Evolution didn’t select for peak output. Evolution selected for sustainable output. What mattered was how well you could regulate energy over long durations in unpredictable conditions. This applies to movement, sure, and to cognition. The brain accounts for about 20% of resting metabolic expenditure, even though it’s only about 2% of your body weight. That’s a steep price to pay. So it had to be worth it, and it had to be managed.

Running in the heat may have been one of the best training grounds for that kind of systemic coordination. To survive, you had to know how to pace, to think ahead, to sense the rising edge of danger, not just in the herd ahead, but in your own rising temperature, and to endure meant to tune yourself.

Conclusion
So if you’ve ever felt like your body wasn’t built to run, consider the evidence. You’re not broken. You’re not an imposter. You are the descendant of a strange, stubborn, highly sweaty lineage of persistence specialists. Biomechanical weirdos and anatomical rebels. The original ultrarunners.

We weren’t just born to run, but born into running as a way of knowing. So what does it mean, that we are the original ultrarunners?

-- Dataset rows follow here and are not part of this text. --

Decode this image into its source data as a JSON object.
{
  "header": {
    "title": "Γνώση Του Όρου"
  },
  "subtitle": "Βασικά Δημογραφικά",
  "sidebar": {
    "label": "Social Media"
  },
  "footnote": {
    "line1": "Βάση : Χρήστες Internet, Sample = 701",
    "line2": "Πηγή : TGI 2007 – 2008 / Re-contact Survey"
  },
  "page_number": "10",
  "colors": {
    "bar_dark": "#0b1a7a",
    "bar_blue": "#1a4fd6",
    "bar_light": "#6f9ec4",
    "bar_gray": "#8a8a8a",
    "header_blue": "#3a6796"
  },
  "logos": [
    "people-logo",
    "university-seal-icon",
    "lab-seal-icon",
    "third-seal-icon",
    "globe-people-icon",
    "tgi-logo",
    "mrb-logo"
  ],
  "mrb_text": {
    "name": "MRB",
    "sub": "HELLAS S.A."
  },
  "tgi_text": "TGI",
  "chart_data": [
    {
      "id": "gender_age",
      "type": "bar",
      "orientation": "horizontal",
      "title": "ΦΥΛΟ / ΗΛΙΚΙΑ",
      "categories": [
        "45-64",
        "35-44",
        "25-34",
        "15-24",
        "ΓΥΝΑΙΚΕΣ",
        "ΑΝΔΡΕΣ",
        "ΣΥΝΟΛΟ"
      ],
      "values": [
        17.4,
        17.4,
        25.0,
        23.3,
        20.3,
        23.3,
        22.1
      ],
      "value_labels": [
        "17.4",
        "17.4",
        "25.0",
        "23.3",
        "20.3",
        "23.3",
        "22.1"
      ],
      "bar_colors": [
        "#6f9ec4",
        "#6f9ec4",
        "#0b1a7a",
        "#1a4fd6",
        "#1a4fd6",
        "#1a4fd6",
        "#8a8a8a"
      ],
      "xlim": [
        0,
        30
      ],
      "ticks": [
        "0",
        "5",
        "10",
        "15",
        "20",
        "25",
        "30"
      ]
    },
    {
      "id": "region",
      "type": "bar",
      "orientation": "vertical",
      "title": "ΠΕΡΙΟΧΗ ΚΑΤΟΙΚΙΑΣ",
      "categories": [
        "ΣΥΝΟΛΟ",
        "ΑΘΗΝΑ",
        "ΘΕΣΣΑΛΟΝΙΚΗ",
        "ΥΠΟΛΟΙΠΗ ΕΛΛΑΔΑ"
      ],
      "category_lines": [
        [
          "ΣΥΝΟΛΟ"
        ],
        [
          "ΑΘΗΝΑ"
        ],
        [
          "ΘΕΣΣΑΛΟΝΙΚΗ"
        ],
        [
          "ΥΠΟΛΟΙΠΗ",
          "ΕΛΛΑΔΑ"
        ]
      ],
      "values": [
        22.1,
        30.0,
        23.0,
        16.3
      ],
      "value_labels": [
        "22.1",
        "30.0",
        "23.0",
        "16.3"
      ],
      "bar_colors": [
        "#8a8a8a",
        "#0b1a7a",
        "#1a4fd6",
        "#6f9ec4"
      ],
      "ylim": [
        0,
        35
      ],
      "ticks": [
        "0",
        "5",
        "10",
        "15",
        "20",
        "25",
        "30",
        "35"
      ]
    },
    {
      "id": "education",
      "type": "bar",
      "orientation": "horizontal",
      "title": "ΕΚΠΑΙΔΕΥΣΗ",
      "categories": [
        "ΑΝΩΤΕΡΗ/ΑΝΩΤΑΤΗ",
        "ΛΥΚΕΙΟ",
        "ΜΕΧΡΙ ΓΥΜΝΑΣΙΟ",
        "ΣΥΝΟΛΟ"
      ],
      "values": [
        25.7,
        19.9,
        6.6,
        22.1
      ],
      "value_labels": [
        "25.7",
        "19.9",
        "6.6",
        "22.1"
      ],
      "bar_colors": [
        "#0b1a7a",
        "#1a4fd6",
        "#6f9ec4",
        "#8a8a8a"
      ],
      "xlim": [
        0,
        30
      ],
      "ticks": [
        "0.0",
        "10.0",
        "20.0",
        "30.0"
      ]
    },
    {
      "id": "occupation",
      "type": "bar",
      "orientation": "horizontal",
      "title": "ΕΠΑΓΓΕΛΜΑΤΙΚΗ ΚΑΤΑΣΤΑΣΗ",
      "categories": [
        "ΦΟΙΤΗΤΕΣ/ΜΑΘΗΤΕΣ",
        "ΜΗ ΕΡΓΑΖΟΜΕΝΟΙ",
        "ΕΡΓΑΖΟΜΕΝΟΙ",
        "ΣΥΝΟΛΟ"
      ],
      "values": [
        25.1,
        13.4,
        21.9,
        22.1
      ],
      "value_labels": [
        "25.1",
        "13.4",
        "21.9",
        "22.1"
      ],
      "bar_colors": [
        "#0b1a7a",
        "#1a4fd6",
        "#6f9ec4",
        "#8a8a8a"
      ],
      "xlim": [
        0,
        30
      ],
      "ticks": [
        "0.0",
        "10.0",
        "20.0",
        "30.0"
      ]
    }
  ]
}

It means that endurance isn’t something we train for, endurance is something we descended from. Beneath our race plans, watches, foam rollers and finish line buckles lies a truth: we are the outcome of millions of small, sweaty experiments, in staying with effort and navigating the uncertain. In moving toward something we couldn’t yet see.

It means that running isn’t a modern convenience or recreational luxury. It’s a form of ancient literacy. A way of reading the land, body, mind, and each other. A way of knowing through motion. Of solving problems with logic and breath. Of being intelligent not in spite of effort, but because of it.

It means we carry a memory in our movement. Every time we run, we rehearse the same systems our ancestors used to survive: thermoregulation, spatial reasoning, sensory integration, joint attention. For thinkers, it offers a provocation: What if the answers you’re looking for don’t come from sitting still, and thinking isn’t something you do, but something you enter? For runners, it offers permission, to stop measuring every run in metrics. And feel what it means to persist rather than perform. To notice what emerges when the body leads and the mind quiets. For all of us, it offers a reminder: we didn’t think our way into being: we ran. We ran together. Through that effort, we became.